It certainly does make an argument easier if you just throw away the main benefits of one of the options. Not that it makes for good analysis.
Writing for the Forbes contributor network and irregular hot dog factory outlet (motto: “Misshapen hot dogs direct to you, cutting out the middle man which, uh, in this case is the FDA”), Jon Markman says “Apple’s Problems Are Worse Than You Think.” (Tip o’ the antlers to Neal Butterfield.)
(Offer void if your last name is Enderle or Dvorak.)
“Worse than you think” is actually pretty timid tilapia coming from a publication that, three years ago, brought us 7 reasons Apple is more doomed than you think. If you’d read nothing but Forbes you’d probably expect Cupertino to be a smoldering crater by now, populated with nothing but angry mutant were-beavers.
Apple is about to become a much less significant consumer electronics business.
Any minute now. Soon. Wait for it. Nnnnnnnnnnow-nope. It’s coming. Hold on. Nnnnnnnnnnnnn-that wasn’t it.
“About to” implies a sense of urgency that is, let’s face it, largely unsupported by the facts. Will it happen sometime? Sure. The Sun’s not going to keep burning forever, people.
The notion that Apple is in decline is not even controversial anymore.
9 out of 10 Forbes contributors who have been saying this since 1977 agree! The other one can’t offer an opinion because he has an entire rotisserie chicken jammed into his mouth. Has since February. His family is starting to get a little worried.
Many longtime Apple proponents have made comparisons to Blackberry.
Many!
Well, some.
OK, one, it’s just one. And he was talking about the threat of Apple some day being surpassed like BlackBerry was. But, the big takeaway here is that everyone who used to like Apple now think’s it’s just as dead as BlackBerry.
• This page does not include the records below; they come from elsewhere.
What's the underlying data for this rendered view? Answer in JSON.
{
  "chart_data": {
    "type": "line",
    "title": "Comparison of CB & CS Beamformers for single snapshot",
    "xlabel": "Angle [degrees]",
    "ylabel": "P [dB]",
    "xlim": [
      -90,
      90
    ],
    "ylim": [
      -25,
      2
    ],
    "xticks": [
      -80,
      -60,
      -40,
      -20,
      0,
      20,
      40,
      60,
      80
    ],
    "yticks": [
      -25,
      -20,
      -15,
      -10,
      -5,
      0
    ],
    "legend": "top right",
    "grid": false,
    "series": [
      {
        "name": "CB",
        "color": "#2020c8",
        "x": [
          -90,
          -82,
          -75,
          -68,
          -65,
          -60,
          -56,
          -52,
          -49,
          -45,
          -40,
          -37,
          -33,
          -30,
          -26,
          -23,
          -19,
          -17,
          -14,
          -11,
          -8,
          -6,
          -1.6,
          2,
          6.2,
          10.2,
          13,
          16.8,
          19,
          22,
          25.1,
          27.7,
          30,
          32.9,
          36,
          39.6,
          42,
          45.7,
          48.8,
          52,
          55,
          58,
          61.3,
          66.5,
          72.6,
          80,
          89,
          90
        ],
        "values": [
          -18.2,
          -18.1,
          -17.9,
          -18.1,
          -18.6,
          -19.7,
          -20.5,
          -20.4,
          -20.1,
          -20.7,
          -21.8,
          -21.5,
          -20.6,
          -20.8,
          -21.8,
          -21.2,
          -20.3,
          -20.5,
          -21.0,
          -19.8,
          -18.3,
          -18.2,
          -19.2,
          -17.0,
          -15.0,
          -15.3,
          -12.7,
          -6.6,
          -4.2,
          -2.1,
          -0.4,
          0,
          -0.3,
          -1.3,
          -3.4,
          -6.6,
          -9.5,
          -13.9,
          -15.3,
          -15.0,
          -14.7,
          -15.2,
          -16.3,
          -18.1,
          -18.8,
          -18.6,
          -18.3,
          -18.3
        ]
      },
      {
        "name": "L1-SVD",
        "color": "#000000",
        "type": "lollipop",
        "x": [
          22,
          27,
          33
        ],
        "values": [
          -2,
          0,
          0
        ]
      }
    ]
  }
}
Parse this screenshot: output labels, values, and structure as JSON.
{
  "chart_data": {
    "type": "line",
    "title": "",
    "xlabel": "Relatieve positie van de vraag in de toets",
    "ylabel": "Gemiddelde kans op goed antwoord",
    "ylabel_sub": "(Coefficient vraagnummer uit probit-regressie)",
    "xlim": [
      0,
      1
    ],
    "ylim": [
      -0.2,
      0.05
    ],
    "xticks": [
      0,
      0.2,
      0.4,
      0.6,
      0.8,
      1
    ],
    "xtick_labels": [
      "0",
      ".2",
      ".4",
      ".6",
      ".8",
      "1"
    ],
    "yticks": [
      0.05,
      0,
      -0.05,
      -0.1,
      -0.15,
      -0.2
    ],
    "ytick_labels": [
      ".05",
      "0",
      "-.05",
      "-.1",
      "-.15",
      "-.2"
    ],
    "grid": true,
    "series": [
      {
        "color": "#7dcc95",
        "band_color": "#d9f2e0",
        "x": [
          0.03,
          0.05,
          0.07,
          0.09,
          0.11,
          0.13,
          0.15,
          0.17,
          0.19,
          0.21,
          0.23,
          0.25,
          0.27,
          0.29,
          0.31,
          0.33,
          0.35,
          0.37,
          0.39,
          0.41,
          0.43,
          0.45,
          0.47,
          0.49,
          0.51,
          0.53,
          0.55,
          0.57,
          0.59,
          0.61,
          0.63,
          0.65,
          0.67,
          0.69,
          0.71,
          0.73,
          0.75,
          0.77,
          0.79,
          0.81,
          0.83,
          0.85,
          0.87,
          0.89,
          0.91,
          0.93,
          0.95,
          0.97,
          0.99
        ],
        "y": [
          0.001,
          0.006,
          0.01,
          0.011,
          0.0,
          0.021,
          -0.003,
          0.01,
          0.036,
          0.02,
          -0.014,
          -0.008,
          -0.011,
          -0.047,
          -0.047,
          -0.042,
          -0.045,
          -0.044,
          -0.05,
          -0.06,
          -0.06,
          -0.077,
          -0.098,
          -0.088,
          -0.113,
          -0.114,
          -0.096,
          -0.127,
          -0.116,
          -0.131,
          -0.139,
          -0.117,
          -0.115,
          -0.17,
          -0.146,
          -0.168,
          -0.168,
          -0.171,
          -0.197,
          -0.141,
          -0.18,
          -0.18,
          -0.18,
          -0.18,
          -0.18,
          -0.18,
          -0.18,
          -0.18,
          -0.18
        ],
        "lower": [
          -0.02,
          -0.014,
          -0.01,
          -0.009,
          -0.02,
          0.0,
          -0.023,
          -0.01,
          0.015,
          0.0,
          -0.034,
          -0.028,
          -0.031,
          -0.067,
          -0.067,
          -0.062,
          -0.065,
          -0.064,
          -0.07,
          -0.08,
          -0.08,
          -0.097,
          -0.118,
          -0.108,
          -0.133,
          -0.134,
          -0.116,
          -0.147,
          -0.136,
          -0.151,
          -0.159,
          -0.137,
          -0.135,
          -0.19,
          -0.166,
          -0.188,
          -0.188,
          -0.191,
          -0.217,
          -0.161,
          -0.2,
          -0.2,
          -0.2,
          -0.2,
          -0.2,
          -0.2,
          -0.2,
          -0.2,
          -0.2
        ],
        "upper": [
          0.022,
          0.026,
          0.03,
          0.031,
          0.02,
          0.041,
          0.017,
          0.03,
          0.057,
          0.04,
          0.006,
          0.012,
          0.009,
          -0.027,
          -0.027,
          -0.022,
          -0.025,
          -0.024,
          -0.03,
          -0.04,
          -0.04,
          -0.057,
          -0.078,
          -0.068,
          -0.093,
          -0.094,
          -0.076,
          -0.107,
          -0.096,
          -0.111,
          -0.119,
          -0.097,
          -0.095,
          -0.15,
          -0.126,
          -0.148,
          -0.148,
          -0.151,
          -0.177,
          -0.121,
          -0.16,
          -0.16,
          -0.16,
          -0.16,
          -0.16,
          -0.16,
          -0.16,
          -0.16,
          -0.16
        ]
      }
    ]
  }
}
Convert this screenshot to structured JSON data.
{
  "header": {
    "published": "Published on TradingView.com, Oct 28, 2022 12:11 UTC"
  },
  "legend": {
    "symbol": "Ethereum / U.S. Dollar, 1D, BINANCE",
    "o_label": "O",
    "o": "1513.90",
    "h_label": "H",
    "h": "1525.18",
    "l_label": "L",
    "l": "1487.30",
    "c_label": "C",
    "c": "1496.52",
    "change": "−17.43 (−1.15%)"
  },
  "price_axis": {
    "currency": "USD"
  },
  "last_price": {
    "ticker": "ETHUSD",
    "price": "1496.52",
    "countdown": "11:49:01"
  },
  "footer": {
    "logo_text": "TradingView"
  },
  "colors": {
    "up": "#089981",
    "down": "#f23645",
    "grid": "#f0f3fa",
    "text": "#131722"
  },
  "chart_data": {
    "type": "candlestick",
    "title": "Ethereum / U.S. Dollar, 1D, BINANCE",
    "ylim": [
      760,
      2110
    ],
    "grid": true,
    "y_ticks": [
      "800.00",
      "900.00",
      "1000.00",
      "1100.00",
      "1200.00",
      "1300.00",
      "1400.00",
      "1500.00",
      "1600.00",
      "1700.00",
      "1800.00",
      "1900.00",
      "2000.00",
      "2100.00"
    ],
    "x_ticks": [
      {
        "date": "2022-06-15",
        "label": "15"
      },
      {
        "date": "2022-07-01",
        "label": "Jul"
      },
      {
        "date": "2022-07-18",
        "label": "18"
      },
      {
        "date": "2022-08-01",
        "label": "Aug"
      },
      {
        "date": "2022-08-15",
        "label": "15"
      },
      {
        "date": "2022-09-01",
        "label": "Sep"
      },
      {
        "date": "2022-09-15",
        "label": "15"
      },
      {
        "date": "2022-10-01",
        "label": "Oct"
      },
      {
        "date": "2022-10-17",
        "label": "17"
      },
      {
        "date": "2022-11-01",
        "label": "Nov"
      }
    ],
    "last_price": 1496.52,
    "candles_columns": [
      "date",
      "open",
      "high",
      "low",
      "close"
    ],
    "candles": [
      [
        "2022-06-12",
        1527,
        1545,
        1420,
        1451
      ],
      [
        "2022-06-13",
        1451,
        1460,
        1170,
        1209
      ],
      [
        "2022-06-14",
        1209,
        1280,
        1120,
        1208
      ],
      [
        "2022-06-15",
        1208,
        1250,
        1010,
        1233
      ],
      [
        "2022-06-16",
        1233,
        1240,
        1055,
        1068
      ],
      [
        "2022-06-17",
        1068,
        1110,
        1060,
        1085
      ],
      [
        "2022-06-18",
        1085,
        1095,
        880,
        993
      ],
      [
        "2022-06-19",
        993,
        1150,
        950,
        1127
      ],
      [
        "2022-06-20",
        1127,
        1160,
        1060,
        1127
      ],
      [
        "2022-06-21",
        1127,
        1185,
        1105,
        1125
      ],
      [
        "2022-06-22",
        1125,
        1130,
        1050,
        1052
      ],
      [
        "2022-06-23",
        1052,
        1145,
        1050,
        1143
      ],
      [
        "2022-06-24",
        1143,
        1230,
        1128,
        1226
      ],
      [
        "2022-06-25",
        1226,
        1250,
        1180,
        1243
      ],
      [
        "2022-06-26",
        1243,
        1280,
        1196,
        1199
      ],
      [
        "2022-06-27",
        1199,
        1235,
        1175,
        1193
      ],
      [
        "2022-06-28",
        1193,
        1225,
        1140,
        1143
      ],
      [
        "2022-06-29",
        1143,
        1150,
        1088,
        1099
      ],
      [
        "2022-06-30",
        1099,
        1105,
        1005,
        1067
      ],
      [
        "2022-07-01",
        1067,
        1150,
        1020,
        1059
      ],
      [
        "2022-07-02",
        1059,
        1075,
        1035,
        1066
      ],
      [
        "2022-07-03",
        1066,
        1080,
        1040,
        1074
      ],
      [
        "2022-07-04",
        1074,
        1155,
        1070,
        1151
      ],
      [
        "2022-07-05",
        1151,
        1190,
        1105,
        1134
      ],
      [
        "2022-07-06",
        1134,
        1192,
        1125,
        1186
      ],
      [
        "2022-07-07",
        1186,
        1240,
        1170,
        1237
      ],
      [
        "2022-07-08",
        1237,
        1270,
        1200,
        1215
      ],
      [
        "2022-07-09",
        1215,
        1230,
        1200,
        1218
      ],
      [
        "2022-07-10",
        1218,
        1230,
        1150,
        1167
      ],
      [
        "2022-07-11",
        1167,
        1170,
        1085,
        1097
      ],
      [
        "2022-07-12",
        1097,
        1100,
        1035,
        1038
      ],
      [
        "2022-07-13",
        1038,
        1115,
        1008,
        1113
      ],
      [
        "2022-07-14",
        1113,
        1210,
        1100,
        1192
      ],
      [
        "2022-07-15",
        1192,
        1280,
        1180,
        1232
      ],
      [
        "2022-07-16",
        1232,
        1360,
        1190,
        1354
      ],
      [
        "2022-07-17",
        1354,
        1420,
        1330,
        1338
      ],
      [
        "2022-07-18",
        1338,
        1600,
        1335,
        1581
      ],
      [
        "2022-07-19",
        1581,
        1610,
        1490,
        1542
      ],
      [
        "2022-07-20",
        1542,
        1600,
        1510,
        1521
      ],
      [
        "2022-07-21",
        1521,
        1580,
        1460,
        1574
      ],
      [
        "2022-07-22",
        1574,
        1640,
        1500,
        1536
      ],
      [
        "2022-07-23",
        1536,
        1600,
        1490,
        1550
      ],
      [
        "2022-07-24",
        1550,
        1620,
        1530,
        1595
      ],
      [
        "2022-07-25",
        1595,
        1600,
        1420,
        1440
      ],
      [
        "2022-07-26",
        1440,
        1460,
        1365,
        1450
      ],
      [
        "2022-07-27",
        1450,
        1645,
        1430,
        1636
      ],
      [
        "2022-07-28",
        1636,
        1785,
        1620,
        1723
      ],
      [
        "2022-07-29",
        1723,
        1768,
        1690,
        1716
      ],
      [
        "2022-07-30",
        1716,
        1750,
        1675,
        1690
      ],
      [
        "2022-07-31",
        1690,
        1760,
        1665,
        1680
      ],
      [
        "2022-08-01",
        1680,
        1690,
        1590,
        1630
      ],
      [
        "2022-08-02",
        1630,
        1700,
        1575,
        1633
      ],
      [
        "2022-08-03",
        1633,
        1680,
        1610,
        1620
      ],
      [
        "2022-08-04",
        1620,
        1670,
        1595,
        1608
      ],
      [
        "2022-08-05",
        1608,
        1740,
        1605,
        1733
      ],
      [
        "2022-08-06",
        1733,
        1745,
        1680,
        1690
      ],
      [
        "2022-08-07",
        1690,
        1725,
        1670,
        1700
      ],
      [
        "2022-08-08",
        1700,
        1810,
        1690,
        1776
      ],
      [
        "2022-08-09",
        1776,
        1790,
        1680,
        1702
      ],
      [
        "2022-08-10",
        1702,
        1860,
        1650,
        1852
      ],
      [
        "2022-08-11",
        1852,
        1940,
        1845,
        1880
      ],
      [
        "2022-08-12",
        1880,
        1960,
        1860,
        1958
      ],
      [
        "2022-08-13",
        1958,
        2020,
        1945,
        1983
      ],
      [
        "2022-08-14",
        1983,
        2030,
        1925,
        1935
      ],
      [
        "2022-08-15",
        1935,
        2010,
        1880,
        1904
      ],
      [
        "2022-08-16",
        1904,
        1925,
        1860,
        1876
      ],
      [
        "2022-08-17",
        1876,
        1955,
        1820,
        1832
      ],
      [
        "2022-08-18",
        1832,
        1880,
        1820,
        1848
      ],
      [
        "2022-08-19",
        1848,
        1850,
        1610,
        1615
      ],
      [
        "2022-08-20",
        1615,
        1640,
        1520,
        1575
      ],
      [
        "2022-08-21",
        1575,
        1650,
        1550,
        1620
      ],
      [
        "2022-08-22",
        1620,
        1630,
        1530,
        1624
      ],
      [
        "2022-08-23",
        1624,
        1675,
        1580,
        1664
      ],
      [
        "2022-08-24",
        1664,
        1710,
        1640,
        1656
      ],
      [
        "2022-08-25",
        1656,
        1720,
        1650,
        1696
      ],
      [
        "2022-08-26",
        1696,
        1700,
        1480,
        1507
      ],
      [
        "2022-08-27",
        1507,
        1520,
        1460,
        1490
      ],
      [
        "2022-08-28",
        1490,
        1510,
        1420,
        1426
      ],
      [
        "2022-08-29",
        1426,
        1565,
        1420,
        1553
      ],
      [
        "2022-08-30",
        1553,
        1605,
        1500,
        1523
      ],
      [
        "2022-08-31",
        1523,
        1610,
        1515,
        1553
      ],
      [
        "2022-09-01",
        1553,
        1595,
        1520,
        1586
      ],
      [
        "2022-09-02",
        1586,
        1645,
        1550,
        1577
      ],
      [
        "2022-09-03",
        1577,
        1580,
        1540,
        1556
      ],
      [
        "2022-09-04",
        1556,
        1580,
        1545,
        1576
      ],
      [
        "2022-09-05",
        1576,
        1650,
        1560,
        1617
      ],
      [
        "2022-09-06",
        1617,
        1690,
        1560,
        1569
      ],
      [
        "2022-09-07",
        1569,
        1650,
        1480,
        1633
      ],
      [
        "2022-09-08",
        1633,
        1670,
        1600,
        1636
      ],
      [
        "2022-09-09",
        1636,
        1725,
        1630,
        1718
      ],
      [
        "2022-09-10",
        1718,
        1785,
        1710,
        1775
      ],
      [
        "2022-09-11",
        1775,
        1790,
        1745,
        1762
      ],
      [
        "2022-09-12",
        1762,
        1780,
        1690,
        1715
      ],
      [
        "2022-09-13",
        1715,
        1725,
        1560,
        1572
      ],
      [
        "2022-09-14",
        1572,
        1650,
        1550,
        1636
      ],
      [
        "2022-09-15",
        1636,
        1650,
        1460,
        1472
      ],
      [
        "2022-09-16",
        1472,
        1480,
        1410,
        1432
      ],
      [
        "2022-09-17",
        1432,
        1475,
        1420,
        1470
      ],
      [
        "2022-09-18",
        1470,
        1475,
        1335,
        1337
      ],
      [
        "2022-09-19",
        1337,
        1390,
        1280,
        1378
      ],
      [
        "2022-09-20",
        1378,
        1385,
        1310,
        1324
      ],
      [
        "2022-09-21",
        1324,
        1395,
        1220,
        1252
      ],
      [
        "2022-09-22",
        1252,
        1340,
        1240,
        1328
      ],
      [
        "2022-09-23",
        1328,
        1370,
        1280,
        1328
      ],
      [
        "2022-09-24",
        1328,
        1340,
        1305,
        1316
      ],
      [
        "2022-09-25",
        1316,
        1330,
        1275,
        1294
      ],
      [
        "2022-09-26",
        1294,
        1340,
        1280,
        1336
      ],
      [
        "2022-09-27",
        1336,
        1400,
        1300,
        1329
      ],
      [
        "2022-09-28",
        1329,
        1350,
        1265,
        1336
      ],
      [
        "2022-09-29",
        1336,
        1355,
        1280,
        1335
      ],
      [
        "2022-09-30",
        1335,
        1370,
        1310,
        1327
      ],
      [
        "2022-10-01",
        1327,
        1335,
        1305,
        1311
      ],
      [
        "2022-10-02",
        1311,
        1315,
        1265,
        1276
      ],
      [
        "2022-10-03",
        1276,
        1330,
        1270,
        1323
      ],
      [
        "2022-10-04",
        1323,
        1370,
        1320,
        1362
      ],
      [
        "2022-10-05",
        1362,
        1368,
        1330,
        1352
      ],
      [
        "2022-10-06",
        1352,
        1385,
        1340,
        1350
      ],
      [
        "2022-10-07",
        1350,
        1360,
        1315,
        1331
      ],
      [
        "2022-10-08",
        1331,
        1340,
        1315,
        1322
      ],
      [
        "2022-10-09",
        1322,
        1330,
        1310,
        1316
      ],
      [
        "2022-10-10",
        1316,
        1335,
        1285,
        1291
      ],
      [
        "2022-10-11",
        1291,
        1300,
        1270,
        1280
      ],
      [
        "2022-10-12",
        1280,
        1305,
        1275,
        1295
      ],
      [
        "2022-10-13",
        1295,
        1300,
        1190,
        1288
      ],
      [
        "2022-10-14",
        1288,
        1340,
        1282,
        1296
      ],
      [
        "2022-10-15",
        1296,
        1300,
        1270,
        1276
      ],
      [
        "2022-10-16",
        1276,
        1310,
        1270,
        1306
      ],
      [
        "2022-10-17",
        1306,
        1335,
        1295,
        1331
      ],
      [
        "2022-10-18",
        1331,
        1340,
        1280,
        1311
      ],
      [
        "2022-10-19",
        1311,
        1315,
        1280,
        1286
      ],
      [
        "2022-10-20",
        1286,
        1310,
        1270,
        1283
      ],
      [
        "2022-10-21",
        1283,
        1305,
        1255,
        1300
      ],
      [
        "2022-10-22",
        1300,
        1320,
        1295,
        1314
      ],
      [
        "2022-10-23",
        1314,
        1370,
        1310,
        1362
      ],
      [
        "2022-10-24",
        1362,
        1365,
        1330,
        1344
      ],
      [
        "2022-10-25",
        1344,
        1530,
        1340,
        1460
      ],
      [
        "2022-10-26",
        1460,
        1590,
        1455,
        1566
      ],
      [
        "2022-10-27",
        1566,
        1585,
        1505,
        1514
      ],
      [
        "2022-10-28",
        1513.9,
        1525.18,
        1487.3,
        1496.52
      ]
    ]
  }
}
The End.
Apple is in the midst of being blindsided itself by cloud-based, artificially intelligent assistants.
Sure, this situation is exactly comparable to what happened to BlackBerry because Siri is the only thing that Apple makes and intelligent assistants are the only thing that will matter in the future and Apple will never improve things, only its competitors will.
Punditry is easy once you make a bunch of one-sided assumptions!
Siri still doesn’t live in the cloud. By design she lives on the device and has never risen above being more than a feature on a platform.
Siri, of course, is a cloud service—why else does it not work without an Internet connection?—it’s just not one that helps itself to all your cloud data.
Apple executives, especially Tim Cook argue that’s a good thing because it protects privacy. The shortcoming is Siri is neither portable nor scalable.
This is the only time Markman mentions privacy in the whole piece. No mention of Apple’s use of differential privacy and how it’s designed to “[discover] the usage patterns of a large number of users without compromising individual privacy.” Just “Tim Cook says some dumb thing, whatever,” eye roll, rude hand gesture, raspberry.
Privacy is a huge selling point for Apple. People who value their privacy buy the company’s products. So far that’s worked out pretty well.
…you don’t hire assistants because they’re snarky. At some point they have to be able to do the job.
Do you hire assistants to slowly leak your usage patterns to advertisers? Seems like that might be a fireable offense, as long as we’re using the employee analogy.
Google Assistant, for example, skims all of your Google services for ways to help you track appointments, parcels, flights and hotel bookings, sports scores, stock prices, traffic on your morning commute and more.
Oh, good. The Macalope was wondering how he could get Google all that data. So, just use their services to get sprayed in the face by a firehose of targeted advertising, you say? Good to know.
Siri may not be as good as these other systems in some ways, but you don’t get to simply throw out privacy because you don’t care about it. Also, in all the touting of Amazon’s Alexa, the Macalope never sees pundits mention the fact that it only speaks English. Very strange. It’s almost as if they never mention the downsides of competitors’ products, only those of Apple, oh, yeah, that’s exactly what they’re doing.
Interestingly, as the Macalope was dissecting this gas-bloated possum carcass, Forbes actually deleted it. So, apparently something was worse than someone thought.